ICML2025

Ladder-Residual: Parallelism-Aware Architecture for Accelerating Large Model Inference with Communication Overlapping

Muru Zhang, Mayank Mishra, Zhongzhu Zhou, William Brandon, Jue Wang, Yoon Kim, Jonathan Ragan-Kelley, Shuaiwen Leon Song, Ben Athiwaratkun, Tri Dao

出版方

摘要

Large language model inference is both memoryintensive and time-consuming, often requiring distributed algorithms to efficiently scale. Various model parallelism strategies are used to partition computation across multiple devices, reducing memory load and computation time. However, using model parallelism requires communication of information between GPUs, which limits the gains obtained by scaling up the number of devices. We introduce Ladder Residual, a simple architectural modification applicable to all residualbased models that enables straightforward overlapping to hide the latency of communication.

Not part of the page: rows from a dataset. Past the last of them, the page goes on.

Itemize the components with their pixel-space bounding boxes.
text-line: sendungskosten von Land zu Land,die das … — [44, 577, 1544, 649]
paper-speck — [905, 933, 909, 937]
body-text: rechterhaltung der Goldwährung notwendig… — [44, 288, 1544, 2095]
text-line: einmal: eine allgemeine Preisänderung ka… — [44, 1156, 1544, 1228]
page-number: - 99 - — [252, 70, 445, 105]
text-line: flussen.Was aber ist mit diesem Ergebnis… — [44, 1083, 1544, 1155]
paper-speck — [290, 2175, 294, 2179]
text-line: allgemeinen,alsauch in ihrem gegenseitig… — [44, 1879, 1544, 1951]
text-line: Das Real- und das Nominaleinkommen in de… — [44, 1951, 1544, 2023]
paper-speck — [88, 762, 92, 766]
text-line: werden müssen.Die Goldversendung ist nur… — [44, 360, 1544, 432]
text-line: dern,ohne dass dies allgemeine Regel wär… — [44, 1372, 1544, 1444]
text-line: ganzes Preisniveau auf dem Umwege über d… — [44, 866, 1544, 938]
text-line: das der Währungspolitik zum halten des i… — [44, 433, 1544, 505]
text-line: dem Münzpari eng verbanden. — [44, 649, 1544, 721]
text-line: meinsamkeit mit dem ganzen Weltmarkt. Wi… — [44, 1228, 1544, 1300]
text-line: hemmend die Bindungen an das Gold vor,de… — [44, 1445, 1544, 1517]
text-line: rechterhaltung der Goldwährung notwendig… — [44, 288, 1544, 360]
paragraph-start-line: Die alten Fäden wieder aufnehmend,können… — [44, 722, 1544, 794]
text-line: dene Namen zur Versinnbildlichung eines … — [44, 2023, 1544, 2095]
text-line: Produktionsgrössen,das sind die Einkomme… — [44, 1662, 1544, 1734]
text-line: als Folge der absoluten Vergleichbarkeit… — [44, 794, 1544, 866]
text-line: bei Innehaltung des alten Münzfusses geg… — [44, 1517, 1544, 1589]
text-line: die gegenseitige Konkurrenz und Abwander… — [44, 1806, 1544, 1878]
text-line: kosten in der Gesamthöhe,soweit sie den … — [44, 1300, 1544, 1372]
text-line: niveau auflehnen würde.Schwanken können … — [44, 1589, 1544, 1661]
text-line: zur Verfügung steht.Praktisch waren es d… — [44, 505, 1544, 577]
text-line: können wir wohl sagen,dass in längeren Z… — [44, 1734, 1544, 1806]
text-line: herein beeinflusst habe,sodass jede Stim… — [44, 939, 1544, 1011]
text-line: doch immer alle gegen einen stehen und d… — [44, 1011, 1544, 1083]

Our insight is that in addition to system optimizations, the model architecture can also be redesigned to decouple communication from computation. While Ladder Residual can allow communication-computation decoupling in conventional parallelism patterns, we focus on Tensor Parallelism in this paper, which is particularly bottlenecked by its heavy communication. For a Transformer model with 70B parameters, applying Ladder Residual to all its layers can achieve 29% end-to-end wall clock speedup at inference time with sharding over 8 devices. We train a 1.2B and 3.5B Ladder Residual based Transformer models from scratch and observe comparable performance to a standard dense transformer baseline. We also show that it is possible to convert parts of the Llama-3.1 8B model to our Ladder Residual architecture with minimal accuracy degradation by only retraining for 3B tokens.